How do we record movement?
What is movement?
Where can we see it?
Cartography was used to claim land within a colonial system.
We used different ways to get around.
Arborous.
The wind moves the leaves and makes them crash against each other.
These pathways are memories, missing beginnings and ends.
Reminds me of the word ‘Hiraeth’
A Welsh word meaning a yearning for a home or place that no longer exists.
Music generates
Let us walk through sonorously
Etched on a score is a body of work which is more focused on the process and embodiment. It stems from my previous body of work Cuir. The traces of movement and migration, the movement between languages and spaces, and the movement and language around gender. Translation between all these experiences is constant, the movement there is within perception, in relation to gender, nationality and having to constantly explain what I am or where I am from. I make use of cartography, photography and translation, all systems of knowledge which require precision and are heavily connected to colonialism. My mode of employment moves away from this precision and queers the process.
The images are created with a large format camera 4x5 camera with a ground glass. This camera tends to be one which follows specific steps, and for the most part needs a tripod. The way I use the camera is hand held, which makes it difficult to remain focused, since it must be stable to stay focused. I try to keep it in the same area or distance as when I look through the ground glass, but once I load the negative carrier in the camera it covers the ground glass and the composition is no longer visible. I am interested in what my camera records in that area, in relation to how I am holding this apparatus, and the expectation of what the photograph it produces is supposed to look like.
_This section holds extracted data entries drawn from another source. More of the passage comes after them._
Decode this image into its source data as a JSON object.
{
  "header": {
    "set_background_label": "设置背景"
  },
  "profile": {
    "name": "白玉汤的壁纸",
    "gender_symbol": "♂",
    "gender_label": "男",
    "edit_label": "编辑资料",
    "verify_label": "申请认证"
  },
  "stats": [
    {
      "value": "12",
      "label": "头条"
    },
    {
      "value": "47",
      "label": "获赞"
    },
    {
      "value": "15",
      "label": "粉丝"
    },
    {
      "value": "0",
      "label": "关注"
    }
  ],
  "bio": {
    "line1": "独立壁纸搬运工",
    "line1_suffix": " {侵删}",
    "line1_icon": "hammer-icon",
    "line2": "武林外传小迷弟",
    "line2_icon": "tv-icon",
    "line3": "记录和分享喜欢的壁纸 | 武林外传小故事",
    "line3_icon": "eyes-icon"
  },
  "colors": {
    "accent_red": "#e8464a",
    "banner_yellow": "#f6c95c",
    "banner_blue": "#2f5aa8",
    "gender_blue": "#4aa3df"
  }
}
The maps I create are traces of spaces I would frequent in El Salvador, places that were formative to me, but also hold familial history, war politics and queer politics that have influenced migration, fractured dynamics, as well as informed cuirness in El Salvador. The maps lack direction and concrete distances, they can’t guide you to a place, it's a gesture of a movement or a trace between a beginning and an end. These spaces hold so much history whether it be personal or of a territory. The purpose of these maps are to exist as graphic scores and to be interpreted by different musicians. Music is also a language, scores are usually read or translated by a musician. My interest is to have a dialogue with musicians and for them to interpret them rather than presenting a literal translation, what their understanding is of this movement, or the space the maps represent.